The infantry moved out slightly ahead of two Sherman tanks and two armored half tracks. Before they'd crossed much of the open field before them, in came the "screaming meemies" -- shells from the 88s. Cruise and his infantry flattened themselves in between rows of sugar beets laid out for drying.
They could hear it before they could see the thing. The barrel of a Tiger tank slowly rose over a slope below. The Tiger rumbled into the middle of the field laying down a crushing fire. The two half tracks were ablaze within seconds. A Sherman was knocked out, an ugly smoking hole in its side.
"It was a frontal assault, a frontal assault," Cruise said. "But, man, they had their Tiger tanks. They had two of my half tracks before I could get out there. The (Sherman) tanks, they were turning and leaving us. They didn't want to get hit."
Trying to live up to his promise of getting the men home safely, Cruise led the men out of the withering fire and behind the ridge. For his effort, he was awarded the silver star.
In 1995, Cruise and his wife were on their way through Tennessee when a name came to him, a name he'd tried to forget for 50 years: Roberts.
"It all just came flooding back," he said. "And when I thought about it, I thought about how his sister had tried to get in touch with me after the war. I answered her like, 'Go away; you don't need to know. War is war.'"
But standing in the town square of Lexington, Tenn. before a monument to a dead soldier, Cruise admits he stood there "with a heavy heart, and I don't mind saying, with a few tears."
As he turned to leave, he noticed "a little white-haired lady" walking toward him. She wanted to know what happened to her brother, what happened to Sgt. Willie Roberts 50 years after he was killed at the battle near Werkel, Germany.

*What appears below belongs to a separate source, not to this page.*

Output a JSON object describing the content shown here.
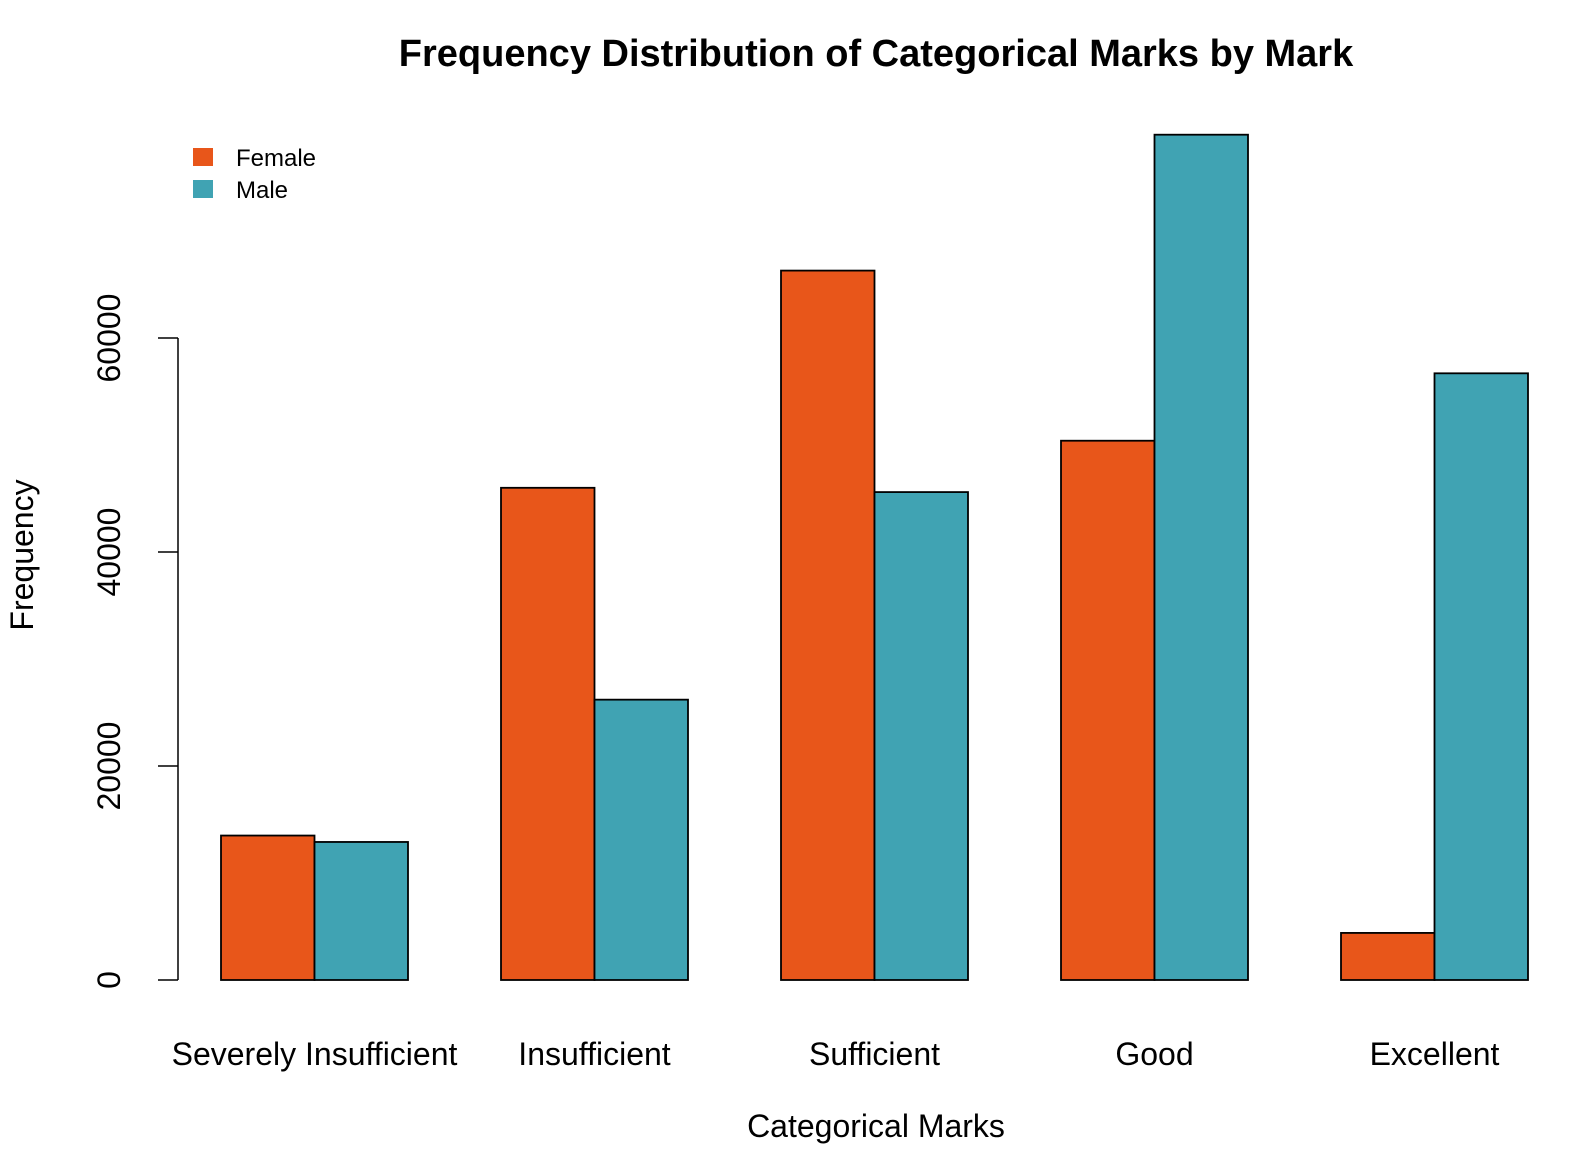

"And she says, 'You're John Cruise,'" he said.
"'You've got to be Elizabeth,' I said. She wanted to know how he was killed. Did he suffer? Were you with him? I told her, no, he died instantly when the half track went up. I was 50 yards away."
Cruise, who turned 85 two weeks ago, believes war is cruel, unfair. But in order that humanity might not make the same mistakes again, he recommends the past be remembered by those who came after, released by those who were there.
"I keep trying to tell these veterans you got to talk it out, it's still there," he said. "You've got to tell the story wherever you go -- tell it, tell it, tell it."